Voldemort s'extirpa violemment de son esprit et Khorine tomba à genou, du sang coulant de son nez. Les longs doigts froids de Voldemort attrapèrent son menton.

-Pauvre petite sorcière, seule et perdue. Mais ne t'inquiète plus, Severus saura prendre soin de toi.

Deux gouttes de sang tombèrent sur le poignet de Voldemort qui le remonta jusqu'à ses yeux écarlates. Un grand sourire apparut sur sa bouche sans lèvre.

-Combien d'enfants veux-tu, petite Lumare?

Khorine était perdue dans la douleur, le regard voilé, mais ses barrières mentales reprirent leur place autour de l'entièreté de son esprit, et malgré ses souvenirs saccagés, sa raison était intacte.

-D-deux; inventa-t-elle dans un souffle.

-Oui… Des enfants au sang des Prince et des Lumare.

Un ricanement de plaisir lui échappa.

-Tout ceci est très prometteur, Severus; lâcha-t-il en se tournant vers son mangemort.

Celui-ci inclina la tête et ils furent renvoyer peu de temps après. Khorine suivit Rogue jusqu'à un mur près de la terrasse. Le sang gouttait sur sa robe noire, elle avait la tête qui tournait et tout son corps tremblait. Rogue sortit un mouchoir blanc de son veston interne.

-Mer…; murmura Khorine en levant la main pour le prendre.

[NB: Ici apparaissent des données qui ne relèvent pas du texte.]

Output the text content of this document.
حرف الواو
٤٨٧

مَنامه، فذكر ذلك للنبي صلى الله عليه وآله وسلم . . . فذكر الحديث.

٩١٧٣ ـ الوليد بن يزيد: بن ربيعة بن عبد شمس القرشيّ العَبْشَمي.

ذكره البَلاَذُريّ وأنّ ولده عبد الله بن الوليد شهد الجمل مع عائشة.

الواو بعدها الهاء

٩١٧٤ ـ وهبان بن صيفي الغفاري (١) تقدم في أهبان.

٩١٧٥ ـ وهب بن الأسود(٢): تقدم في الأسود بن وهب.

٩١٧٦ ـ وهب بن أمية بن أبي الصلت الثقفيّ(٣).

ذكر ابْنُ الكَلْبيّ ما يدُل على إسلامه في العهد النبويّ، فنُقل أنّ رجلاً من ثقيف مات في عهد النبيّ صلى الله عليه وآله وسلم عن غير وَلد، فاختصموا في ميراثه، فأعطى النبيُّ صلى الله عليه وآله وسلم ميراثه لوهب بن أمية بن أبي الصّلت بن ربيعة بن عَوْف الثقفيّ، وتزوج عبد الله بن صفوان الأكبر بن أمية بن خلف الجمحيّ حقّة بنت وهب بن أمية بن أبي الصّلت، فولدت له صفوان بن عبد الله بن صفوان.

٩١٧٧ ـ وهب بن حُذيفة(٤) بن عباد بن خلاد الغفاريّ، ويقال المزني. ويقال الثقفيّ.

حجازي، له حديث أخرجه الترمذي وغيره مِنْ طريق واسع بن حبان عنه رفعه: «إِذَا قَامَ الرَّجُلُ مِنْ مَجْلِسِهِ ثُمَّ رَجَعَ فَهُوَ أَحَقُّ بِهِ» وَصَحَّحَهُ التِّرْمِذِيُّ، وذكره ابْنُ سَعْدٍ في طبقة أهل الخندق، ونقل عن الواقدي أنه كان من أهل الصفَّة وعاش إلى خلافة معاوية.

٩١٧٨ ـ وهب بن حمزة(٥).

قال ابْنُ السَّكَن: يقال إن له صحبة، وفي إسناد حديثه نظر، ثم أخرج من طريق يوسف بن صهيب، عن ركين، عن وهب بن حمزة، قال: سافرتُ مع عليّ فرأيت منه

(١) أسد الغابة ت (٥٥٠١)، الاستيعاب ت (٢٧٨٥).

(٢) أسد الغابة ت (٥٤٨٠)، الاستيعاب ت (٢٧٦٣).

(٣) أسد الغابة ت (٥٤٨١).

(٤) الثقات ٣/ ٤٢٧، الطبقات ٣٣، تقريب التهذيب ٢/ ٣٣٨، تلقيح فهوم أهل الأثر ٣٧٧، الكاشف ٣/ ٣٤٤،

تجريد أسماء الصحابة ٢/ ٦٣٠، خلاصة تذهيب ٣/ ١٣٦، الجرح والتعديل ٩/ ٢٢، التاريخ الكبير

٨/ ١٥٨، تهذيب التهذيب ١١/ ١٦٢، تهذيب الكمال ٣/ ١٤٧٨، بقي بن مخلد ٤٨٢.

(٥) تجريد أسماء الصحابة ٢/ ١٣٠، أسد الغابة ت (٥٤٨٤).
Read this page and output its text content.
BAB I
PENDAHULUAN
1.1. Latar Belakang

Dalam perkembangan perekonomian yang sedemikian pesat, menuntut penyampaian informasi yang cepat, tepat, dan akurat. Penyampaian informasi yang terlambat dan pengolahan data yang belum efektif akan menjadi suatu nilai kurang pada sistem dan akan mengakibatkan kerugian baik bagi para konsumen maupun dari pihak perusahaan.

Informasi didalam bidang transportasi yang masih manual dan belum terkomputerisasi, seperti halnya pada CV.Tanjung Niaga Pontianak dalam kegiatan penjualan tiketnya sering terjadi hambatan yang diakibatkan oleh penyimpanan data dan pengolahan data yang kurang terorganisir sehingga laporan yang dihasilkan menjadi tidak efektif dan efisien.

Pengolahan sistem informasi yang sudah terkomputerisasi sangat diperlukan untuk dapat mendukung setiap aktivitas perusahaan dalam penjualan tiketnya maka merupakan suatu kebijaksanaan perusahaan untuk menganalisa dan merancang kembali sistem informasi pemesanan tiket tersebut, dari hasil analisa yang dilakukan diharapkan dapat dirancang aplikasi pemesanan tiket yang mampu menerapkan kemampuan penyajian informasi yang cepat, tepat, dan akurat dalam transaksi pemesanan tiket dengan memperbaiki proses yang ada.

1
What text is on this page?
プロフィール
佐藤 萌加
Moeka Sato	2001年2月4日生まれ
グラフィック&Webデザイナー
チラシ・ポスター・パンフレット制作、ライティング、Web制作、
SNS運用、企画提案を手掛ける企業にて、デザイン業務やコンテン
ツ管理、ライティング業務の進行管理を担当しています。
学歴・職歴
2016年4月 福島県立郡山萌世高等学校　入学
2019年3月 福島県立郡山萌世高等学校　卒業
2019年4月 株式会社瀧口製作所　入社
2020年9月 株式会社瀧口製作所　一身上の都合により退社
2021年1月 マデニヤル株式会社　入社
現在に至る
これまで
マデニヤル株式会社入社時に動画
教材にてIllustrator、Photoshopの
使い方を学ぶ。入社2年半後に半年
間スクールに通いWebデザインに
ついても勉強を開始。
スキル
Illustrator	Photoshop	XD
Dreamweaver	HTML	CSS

Il l'écarta et prit plutôt son menton d'une main pour essuyer lui-même le sang sur son visage. Il ne dit rien, et elle était épuisée. Si bien que ses yeux se fermèrent tout seul, et qu'elle le laissa faire ce qu'il voulait d'elle. Le saignement finit par cesser et sa peau fut nettoyée; ses doigts étaient gelés contre son menton.

-Tenez encore un peu Lumare; lui ordonna-t-il à l'oreille.

Elle rouvrit des yeux dans le vague, mais hocha la tête.

Ils restèrent près du mur et furent rejoints par quelques mangemorts. Les minutes s'écoulaient. C'était une torture pour la Gryffondor qui sentait ses genoux prêts à se dérober sous elle. Il y eut d'autres serviteurs de Voldemort qui se firent torturer sur cette estrade, et les valses se succédèrent, jusqu'à ce que finalement, Voldemort quitte son trône, il discourut une dernière fois sur le nouveau monde des Sangs-Purs, puis partit, suivi de Nagini et de ses esclaves.

Rogue lui prit le bras quelques minutes plus tard, ils prirent congé de Lucius, Narcissa et Draco, puis entrèrent dans la salle de translpanage et retournèrent à Poudlard.

Khorine serait tombée sans le soutien de Rogue.

-Allez-vous coucher; ordonna-t-il et elle l'entendit de très loin.

Il la lâcha et elle vacilla dans le salon jusqu'à la porte de sa chambre. Elle n'en pouvait plus, elle abaissa la poignée, se retint au mur, parvint jusqu'à son lit et s'y écroula. Elle s'endormit aussitôt.